Boom Buggies

Welcome to the world of decibel drag racing, where trophies go not to the fast, but to the loud

It's 10:00 a.m. on Saturday, July 8, and the two-block-long parking lot of the Belle Mar Mall in Mankato is already starting to fill up with half-naked young men and cars, a whole bunch of cars. Some were driven here; others were hauled in on trailers, because they are so loaded down with stereo equipment they aren't drivable anymore. Today looks don't matter. Rusted-out beaters are pulled right up next to brightly painted muscle cars. It's Mankato's first big decibel drag race and competitors are here to see who has the loudest car stereo.

Everyone knows that woofers, amplifiers, and electrical systems are going to blow up and melt down today, but winners will earn trophies and points that could snare them an invitation to the dB Drag Racing World Finals to be held in Nashville, Tennessee, in October. There winners will take home thousands of dollars in cash or maybe even the grand prize--last year a motorcycle. And, unlike today, there will be scads of women cheering them on. And, if magazines dedicated to the sport are truthful, most of those women will be wearing only tiny nylon shorts and even smaller shirts emblazoned with the name "Hooters."

"The first thing to get out of the way is qualifying," explains Jeff Sweere, the 25-year-old owner of a Mankato stereo store called Sweet Sounds Inc., which is sponsoring today's event along with competing retailer Rockin Ronny's. "People will compete to see who is the loudest in each of ten categories. Then those people will go on to the elimination rounds. It's going to go long, because we want to be fair and give everyone a bunch of chances since a big event like this hasn't been held in Mankato before and people don't really know what to expect."

Extreme sound: Curtis Sorenson's rolling boom box
Michael Hoium
Extreme sound: Curtis Sorenson's rolling boom box

Jeff, who has been busy spinning dials and flipping switches on a huge console shaded from the sun by a small tent, looks up at the makeshift lanes in front of him where cars are lined up two by two. The doors on the first pair of vehicles are swung open and volunteers are using the sport's standard-issue microphone jig--a notched piece of plastic a little longer than a ruler--to mark the exact point from which the console will measure sound levels.

Cars are divided into Street, Super Street and Extreme classes, Jeff says. "Each class is determined by the number of woofers and the amount of modification that's been done to the vehicle to increase volume," he continues. Basically, the Street class allows up to four 12-inch woofers using 1,200 watts of power. Super Street cars can have nine woofers, use 50,000 watts of power, and contestants can modify their vehicles anywhere behind the front doorjamb. Most of the Extreme-class cars can no longer be driven: Their insides have been replaced with poured concrete and spray foam so sound won't get lost in hollow spaces.

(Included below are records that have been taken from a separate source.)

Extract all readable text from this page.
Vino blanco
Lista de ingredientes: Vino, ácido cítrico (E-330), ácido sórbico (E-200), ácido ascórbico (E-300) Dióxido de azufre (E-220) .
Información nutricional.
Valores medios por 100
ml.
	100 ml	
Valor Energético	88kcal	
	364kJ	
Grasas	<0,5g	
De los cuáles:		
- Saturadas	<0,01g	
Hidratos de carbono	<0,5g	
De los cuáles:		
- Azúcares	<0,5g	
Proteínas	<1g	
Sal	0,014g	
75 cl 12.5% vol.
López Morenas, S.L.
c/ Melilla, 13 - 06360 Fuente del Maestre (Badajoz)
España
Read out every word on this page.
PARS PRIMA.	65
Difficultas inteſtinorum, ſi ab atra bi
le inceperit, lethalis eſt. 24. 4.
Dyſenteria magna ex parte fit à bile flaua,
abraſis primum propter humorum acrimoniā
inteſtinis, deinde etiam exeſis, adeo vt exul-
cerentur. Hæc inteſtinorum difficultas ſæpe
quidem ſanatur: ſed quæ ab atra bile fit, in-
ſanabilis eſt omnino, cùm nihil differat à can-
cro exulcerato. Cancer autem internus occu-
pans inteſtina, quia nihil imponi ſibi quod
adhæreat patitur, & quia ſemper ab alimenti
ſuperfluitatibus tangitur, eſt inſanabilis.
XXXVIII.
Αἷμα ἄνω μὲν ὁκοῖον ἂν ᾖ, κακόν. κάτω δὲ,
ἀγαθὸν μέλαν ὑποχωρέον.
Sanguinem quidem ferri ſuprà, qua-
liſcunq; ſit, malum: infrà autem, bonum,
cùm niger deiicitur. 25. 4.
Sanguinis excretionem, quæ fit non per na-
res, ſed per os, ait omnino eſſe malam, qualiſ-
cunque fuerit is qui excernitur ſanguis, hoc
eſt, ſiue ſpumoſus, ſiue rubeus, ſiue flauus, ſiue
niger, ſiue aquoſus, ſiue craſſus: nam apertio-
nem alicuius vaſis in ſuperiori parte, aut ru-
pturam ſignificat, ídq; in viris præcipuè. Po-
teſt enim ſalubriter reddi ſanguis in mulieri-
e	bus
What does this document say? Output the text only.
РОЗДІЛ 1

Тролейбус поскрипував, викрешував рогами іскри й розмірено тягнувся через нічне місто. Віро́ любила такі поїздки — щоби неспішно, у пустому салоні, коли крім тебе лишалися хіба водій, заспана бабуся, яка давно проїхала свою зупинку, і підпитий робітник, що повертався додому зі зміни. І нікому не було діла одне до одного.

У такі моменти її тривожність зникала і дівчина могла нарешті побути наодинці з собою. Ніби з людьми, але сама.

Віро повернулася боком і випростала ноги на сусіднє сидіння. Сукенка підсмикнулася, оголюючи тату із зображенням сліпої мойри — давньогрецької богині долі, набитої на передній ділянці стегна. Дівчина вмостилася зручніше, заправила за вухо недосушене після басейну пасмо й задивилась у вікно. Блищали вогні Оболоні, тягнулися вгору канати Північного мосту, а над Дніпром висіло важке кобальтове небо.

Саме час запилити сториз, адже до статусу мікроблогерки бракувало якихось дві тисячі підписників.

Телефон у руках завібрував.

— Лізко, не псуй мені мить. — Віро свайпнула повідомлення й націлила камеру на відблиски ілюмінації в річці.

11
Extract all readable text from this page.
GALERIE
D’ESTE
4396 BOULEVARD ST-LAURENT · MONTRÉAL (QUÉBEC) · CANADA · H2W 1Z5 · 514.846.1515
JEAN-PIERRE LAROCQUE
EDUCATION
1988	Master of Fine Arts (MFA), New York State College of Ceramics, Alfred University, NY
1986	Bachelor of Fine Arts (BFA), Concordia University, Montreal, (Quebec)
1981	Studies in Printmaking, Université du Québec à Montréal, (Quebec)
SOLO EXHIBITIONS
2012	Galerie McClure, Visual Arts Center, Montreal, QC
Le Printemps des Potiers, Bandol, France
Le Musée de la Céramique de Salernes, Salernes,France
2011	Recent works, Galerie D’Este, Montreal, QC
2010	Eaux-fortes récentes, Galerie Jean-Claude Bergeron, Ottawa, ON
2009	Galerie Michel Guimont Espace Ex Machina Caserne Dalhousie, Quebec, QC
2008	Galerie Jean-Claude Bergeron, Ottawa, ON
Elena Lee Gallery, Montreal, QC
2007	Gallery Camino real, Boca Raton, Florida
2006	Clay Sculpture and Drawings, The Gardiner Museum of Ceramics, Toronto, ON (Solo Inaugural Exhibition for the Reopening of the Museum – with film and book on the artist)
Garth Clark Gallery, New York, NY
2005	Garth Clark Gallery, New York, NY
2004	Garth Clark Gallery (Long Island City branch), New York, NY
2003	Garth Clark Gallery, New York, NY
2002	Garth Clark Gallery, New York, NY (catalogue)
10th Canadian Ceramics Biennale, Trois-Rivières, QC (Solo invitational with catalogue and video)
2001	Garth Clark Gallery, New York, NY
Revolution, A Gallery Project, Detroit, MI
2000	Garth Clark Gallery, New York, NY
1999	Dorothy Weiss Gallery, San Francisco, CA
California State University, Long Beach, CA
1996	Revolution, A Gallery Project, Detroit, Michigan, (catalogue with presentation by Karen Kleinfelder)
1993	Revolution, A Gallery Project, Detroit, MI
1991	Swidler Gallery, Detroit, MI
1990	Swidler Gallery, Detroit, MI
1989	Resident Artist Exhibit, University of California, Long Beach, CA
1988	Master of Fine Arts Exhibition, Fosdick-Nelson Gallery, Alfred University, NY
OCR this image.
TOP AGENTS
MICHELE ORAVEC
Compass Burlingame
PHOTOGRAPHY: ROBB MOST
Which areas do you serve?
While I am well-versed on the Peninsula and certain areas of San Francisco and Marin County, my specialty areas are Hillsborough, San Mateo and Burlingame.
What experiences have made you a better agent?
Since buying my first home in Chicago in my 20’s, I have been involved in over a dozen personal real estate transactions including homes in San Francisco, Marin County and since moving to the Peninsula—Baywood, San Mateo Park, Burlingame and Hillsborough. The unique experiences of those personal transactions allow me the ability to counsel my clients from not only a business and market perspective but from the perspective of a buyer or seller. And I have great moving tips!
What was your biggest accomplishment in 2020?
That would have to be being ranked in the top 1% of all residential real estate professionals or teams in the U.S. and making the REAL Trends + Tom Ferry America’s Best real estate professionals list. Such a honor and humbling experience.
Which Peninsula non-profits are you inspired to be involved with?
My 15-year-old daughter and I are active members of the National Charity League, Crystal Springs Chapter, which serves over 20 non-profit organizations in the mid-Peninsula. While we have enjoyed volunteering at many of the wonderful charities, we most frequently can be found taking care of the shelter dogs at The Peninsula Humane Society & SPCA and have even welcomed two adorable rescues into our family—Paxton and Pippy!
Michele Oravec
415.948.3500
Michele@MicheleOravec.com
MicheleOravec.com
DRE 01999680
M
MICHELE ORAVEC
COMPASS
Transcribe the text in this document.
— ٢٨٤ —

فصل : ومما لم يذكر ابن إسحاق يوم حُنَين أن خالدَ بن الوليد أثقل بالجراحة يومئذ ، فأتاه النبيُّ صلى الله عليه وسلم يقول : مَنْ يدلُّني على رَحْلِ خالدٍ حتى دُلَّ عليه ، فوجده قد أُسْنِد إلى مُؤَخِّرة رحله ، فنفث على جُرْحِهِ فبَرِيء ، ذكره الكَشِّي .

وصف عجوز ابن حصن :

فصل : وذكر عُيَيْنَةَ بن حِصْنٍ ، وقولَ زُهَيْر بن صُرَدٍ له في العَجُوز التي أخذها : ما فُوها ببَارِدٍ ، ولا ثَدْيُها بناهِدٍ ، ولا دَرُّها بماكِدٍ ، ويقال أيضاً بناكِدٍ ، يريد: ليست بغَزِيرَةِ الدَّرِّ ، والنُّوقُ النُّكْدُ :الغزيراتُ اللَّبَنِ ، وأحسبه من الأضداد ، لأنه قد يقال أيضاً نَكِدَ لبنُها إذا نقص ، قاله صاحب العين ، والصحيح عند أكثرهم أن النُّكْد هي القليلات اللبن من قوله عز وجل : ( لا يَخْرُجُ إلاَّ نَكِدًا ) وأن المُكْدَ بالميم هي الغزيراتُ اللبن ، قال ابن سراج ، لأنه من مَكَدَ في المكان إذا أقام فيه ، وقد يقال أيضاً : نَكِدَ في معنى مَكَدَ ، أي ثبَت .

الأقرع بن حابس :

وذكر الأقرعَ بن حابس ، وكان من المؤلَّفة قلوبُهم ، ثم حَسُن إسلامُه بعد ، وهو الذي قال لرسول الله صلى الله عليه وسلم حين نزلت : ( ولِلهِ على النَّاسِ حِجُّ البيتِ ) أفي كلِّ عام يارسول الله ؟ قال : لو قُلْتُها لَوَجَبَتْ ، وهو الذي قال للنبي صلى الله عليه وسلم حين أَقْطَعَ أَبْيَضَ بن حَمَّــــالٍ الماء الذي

Jeff is disappointed that only two of the 50 cars signed up for today's contest fit into the Extreme category. He and his co-sponsor had not only hoped for more of those, they had also expected about double the number of cars that are here. But this is a slow time of year. There aren't many competitions going on right now and Jeff figures people are taking the time to fix up their cars for challenges in the fall: "People can spend anywhere from $500 to $100,000 to compete like this with their vehicles, so they take it very seriously."

When the qualifying round starts, friends and supporters crowd around each car to lean and lie on the windows, doors, trunk, windshield, and roof. "They're trying to keep the vehicle from flexing," Jeff explains. "The more flex you have, the less pressure stays inside the car and the pressure is what we're measuring: SPL, sound pressure level. With two cars going against each other, we're basically racing sound. Hence the name, dB drag racing."

Dressed in a black baseball cap, black shorts and the official half white, half black-and-white-checked dB drag-racing shirt, Jeff darts from one contestant to another and then back to the console. In the loud, clipped voice of an Indy 500 announcer he starts the competition. "READY...SET...GO!" There's a brief pause and then the white car on the left shakes and lets out a BRRRRRRRR," the low-frequency, booming-bass sound often heard from the street late at night when you're trying to sleep. "That's 125.5 for car number one," Jeff yells, but it's nearly impossible to hear what else he's saying over the yelps and curses coming from people whose flesh is burning on each frying-pan-hot vehicle.

"All right, that's 126.6 for car number one," he says, "127 for car number two. Come on, let's get those numbers up, come on. All right--128.3."

"Jesus," yelps a sweaty boy who looks to be about 12, switching hands to rub the burned one on his shorts. The clock on the bank across the street says it's 98 degrees.

"BRRRAAAARRR," burps car two, which has ten human sound barriers to the other car's five. Each vibrating blast makes the dog tags hanging from the rear-view mirror quiver like they're experiencing an earthquake. No one can be inside the cars when the sound is being measured. Decibel levels over 120 can cause hearing loss, so the sound systems are controlled by battery-operated remote.